Pelvic Recurrence After Curative Resection for Rectal Adenocarcinoma: Impact of Surgery on Survival.

Autor: Ferrari C; Department of General Surgery, San Martino Policlinico Hospital, IRCCS for Oncology and Neuroscience, University of Genoa, Genoa, Italy ferraricecilia.unige@gmail.com., Cuniolo L; Department of General Surgery, San Martino Policlinico Hospital, IRCCS for Oncology and Neuroscience, University of Genoa, Genoa, Italy., Mascherini M; Department of General Surgery, San Martino Policlinico Hospital, IRCCS for Oncology and Neuroscience, University of Genoa, Genoa, Italy., Santoliquido M; Department of General Surgery, San Martino Policlinico Hospital, IRCCS for Oncology and Neuroscience, University of Genoa, Genoa, Italy., DI Domenico S; Department of General Surgery, San Martino Policlinico Hospital, IRCCS for Oncology and Neuroscience, University of Genoa, Genoa, Italy., DE Cian F; Department of General Surgery, San Martino Policlinico Hospital, IRCCS for Oncology and Neuroscience, University of Genoa, Genoa, Italy.
Jazyk: angličtina
Zdroj: Anticancer research [Anticancer Res] 2023 Feb; Vol. 43 (2), pp. 765-771.
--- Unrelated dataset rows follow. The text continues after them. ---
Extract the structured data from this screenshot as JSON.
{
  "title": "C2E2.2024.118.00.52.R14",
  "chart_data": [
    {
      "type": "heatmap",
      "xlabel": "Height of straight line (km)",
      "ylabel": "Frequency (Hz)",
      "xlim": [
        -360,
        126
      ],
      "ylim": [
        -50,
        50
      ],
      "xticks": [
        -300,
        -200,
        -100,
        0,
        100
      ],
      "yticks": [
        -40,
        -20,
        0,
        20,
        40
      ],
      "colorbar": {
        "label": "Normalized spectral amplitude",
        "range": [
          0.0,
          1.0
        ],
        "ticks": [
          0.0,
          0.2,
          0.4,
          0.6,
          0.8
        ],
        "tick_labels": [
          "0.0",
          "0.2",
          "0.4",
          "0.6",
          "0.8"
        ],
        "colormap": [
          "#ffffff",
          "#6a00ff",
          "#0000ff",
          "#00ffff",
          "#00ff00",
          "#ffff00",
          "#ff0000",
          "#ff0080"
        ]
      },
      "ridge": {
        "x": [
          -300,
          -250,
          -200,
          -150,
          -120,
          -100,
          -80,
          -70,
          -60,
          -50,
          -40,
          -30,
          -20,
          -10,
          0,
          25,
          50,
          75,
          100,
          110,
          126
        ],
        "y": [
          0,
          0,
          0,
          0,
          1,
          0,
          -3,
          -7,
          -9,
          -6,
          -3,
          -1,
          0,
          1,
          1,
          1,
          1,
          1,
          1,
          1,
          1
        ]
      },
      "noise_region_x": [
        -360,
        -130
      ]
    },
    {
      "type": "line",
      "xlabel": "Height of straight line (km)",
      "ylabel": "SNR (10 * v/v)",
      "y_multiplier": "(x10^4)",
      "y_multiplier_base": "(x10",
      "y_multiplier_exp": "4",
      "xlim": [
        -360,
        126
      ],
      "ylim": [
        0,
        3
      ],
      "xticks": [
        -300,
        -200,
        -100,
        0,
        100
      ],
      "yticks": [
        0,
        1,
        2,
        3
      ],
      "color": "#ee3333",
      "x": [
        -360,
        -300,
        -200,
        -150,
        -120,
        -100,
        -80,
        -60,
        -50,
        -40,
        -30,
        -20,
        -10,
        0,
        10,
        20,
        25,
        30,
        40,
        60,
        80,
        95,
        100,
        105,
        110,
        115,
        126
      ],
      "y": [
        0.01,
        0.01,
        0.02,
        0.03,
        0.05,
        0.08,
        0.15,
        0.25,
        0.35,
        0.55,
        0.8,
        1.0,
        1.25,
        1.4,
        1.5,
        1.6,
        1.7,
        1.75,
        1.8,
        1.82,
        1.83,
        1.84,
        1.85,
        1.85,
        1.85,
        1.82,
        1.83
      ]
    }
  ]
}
DOI: 10.21873/anticanres.16216
Abstrakt: Background/aim: Rectal cancer (RC) represents 30% of colon cancers. Despite the progress achieved in integrated chemoradiotherapy and surgical multidisciplinary treatments, the rate of local recurrence (LR) is 3.7-13%. Multivisceral resections allow many patients with pelvic recurrence to be treated in a curative manner. The purpose of this work is to assess the impact of surgery for rectal cancer patients with pelvic recurrence.
Patients and Methods: In a retrospective study from 2013 to 2018, data was collected from patients who had undergone rectal resection for adenocarcinoma. We compared perioperative data, postoperative outcomes, oncological results, and survival rates.
Results: 106 rectal cancer patients (40-87 years old) requiring surgery were included. The local recurrence rate was 15% (15 patients). LR patients requiring intervention were nine (56%) who underwent sphincter sparing surgeries, and 6 (44%) who underwent surgeries with sphincter resection. There was no statistically significant difference (p=0.416) in the 5-year overall survival rate of patients without recurrence compared to those with pelvic recurrence.
Conclusion: Curative surgery for local recurrence from rectal cancer is safe and feasible and should be considered in selected cases as it seems to provide acceptable surgical and oncological outcomes.